Depuis
1994, les italiens d'
Heimdall tentent de s'immiscer dans une brèche ouverte par leur compatriote de
Rhapsody,
Secret Sphere, ou
Thy Majestie. Sans réelle succès à vrai dire. Ce qui, soyons honnête, n'est pas tout à fait injuste puisque jusqu'en 2004, 2002 diront certains, ce groupe aura donné dans un Heavy
Power Metal plutôt anecdotique et de facture assez moyenne. Une musique que les atroces faussetés d'un piètre chanteur auront, de surcroit, salement mutilé.
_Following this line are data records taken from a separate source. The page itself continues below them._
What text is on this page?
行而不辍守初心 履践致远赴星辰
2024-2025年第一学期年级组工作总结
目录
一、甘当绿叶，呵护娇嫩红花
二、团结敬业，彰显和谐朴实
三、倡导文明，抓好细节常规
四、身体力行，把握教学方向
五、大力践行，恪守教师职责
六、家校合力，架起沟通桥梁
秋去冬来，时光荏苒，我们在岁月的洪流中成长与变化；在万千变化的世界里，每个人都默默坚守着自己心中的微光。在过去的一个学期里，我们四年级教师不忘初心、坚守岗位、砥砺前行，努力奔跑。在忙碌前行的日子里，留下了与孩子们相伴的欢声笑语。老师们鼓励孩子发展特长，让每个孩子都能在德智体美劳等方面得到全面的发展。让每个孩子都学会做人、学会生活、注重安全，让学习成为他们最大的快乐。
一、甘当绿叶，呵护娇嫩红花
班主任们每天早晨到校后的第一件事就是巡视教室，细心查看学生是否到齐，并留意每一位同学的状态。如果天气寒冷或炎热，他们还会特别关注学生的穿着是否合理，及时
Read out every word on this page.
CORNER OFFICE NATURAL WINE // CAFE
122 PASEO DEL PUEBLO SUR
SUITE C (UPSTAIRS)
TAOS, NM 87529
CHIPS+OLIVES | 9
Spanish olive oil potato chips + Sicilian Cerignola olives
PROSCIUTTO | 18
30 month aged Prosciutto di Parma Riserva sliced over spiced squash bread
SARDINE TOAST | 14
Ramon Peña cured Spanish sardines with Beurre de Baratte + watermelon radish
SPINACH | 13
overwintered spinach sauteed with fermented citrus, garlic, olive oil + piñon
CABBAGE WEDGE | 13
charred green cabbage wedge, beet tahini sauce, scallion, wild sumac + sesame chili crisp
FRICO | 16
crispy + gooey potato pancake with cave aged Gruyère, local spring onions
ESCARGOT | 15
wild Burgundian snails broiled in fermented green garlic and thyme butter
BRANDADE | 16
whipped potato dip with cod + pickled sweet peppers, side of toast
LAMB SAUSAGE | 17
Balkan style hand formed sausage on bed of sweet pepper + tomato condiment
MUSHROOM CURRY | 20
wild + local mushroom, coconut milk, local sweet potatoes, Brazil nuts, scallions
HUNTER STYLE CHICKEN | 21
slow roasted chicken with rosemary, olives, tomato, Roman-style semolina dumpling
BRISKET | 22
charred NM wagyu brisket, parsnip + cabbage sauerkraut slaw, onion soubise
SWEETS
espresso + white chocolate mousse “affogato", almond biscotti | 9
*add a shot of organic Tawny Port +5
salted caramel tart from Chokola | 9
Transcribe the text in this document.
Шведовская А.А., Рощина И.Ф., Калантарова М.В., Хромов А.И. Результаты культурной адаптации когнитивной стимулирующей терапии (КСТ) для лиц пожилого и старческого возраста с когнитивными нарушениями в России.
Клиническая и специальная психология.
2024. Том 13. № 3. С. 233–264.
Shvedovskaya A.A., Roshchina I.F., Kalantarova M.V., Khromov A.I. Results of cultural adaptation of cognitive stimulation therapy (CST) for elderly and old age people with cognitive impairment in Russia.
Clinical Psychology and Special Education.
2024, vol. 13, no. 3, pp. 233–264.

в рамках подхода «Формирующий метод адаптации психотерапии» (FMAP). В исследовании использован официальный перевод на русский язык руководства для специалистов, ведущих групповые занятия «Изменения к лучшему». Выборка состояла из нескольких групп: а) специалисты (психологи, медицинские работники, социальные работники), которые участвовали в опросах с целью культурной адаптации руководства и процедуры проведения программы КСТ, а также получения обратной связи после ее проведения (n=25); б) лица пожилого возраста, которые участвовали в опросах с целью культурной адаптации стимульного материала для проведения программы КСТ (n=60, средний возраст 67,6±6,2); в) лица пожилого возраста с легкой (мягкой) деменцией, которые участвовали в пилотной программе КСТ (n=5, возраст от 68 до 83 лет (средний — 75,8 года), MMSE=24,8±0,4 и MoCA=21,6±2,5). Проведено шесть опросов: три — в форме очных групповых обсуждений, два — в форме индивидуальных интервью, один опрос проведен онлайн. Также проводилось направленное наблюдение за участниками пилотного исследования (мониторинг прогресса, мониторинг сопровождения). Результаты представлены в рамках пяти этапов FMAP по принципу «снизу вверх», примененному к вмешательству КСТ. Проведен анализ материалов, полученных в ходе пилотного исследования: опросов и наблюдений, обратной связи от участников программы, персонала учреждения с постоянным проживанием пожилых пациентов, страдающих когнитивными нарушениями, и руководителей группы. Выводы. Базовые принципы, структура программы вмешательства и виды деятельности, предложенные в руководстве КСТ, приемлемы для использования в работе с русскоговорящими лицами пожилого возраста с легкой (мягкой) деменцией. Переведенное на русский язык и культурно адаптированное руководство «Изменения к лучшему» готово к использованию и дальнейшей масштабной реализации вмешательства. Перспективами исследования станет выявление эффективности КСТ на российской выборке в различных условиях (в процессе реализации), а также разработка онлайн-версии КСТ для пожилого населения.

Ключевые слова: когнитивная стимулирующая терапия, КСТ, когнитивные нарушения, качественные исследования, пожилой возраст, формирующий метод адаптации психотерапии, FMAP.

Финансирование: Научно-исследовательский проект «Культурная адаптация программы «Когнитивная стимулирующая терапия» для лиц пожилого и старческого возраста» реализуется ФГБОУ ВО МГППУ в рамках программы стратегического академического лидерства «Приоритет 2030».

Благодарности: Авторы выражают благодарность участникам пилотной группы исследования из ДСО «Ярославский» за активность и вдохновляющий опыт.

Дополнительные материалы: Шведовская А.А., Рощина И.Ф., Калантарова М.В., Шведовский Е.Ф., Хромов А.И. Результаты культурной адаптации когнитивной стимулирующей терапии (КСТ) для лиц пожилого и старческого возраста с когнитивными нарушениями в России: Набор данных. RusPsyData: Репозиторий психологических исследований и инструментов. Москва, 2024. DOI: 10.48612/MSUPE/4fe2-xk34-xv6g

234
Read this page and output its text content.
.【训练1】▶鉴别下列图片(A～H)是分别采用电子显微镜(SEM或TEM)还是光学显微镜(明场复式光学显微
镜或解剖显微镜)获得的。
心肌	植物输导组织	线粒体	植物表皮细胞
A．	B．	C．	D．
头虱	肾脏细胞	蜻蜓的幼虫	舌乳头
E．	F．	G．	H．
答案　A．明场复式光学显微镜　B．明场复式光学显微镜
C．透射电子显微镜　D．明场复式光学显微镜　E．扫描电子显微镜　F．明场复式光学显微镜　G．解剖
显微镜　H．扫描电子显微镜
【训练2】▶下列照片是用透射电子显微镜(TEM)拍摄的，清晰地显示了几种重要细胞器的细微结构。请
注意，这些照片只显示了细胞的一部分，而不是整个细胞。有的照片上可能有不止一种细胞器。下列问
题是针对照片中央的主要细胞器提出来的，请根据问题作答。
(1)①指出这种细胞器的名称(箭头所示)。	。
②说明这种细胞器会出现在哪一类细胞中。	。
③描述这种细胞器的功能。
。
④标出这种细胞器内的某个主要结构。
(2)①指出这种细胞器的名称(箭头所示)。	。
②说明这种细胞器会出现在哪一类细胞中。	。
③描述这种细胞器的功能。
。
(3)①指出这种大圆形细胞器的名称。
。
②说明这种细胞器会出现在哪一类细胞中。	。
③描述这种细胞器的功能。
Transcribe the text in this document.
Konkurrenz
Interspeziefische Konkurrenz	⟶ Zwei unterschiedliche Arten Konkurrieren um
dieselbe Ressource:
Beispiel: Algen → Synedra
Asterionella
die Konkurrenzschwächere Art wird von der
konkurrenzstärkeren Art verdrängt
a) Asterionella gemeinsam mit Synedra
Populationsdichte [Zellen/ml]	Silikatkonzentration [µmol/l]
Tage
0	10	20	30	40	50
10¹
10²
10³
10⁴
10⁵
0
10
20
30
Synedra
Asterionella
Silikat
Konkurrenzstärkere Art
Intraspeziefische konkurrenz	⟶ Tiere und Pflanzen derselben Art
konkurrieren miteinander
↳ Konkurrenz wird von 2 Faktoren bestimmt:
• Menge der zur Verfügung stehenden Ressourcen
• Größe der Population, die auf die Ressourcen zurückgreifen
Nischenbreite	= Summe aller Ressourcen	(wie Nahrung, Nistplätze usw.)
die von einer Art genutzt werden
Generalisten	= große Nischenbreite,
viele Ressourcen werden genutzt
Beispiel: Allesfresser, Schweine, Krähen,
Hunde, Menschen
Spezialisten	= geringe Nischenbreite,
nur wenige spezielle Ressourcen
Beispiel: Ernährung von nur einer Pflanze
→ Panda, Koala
Un désastre que la sortie providentielle d'un
Hard as Iron inespéré aura arrêté cette année là. La formation transalpine, accompagné d'un nouveau vocaliste et de nouvelles ambitions, aura, en effet, su rendre son propos bien plus attractif.
Neuf ans après cette album aboutis, les ultramontain s'apprêtent donc à revenir sur le devant de la scène avec un nouvel effort baptisé
Aeneid.
Le premier changement notoire s'agissant des acteurs s'employant sur cet opus concerne le chanteur. Cédant sa place à Gandolfo Ferro, Giacomo Mercaldo a préféré quitter l'aventure. Lorsqu'on connait quel fut, par le passé, l'incapacité chronique de ce sextette à choisir un vocaliste digne de ce nom, les pires craintes sont alors permises. Fort heureusement ses doutes seront assez vite dissipés dès lors que ce nouveau venu aura posé sa voix sur une très bon Forced by
Fate.
De plus e travail des guitares est ici d'une étonnante virtuosité et tendrait même, toute proportion gardée, à se rapprocher de ces mouvances Neo Classique que d'aucuns, dont votre modeste obligé, trouvent un peu trop inutilement démonstrative. Ce qui, soit dit entre nous, n'est pas le cas ici puisqu'il ne s'agit le cas présent que d'influences en des passages succincts (notamment sur ces remarquables soli). Les claviers et pianos, ainsi que les chœurs inhérents aux genres, sont bien évidemment de rigueur. Néanmoins, s'agissant de l'instrument aux touches d'ébènes et d'ivoires, ils ne seront jamais envahissant. Ni même vains. Contribuant à souligner l'émotion juste, ils seront, en effet, très pertinents. Quant aux éléments orphéoniques, tout comme ce fut le cas sur son excellent prédécesseur,
Heimdall aura eu l'excellente idée d'employer, à contrario de nombre de ces congénères, des voix graves et masculine toute aussi belles mais plus majestueuses encore. Une solennité ajoutant, par ailleurs, de l'authenticité tragique aux propos de ce collectif. Toutefois user ainsi de chorus différent n'est pas l'apanage unique de ce groupe, mais la démarche est suffisamment rare pour être souligné.
Un autre élément qui démarque
Heimdall de certains de ces camarades est qu'il n'oublie jamais l'aspect vif et intense de sa musique. Il a beau composer des titres empreint de virtuosité et de mélodicités, ses riffs et ses intentions demeurent très Heavy
Metal. Du moins davantage que nombres d'autres.
Soulignons aussi que ce nouveau chapitre est une fresque racontant l'épopée de Virgil, de la chute de Troie et donc de la naissance de la cité allant devenir
Rome. Si musicalement
Heimdall tend à développer une personnalité un peu moins convenue que celles qu'on rencontre généralement, il n'en va pas de même concernant ces thèmes historiques ordinaires pour le genre.
Aeneid est donc, en définitive, un très bon album qui manque de peu d'atteindre la perfection de son prédécesseur.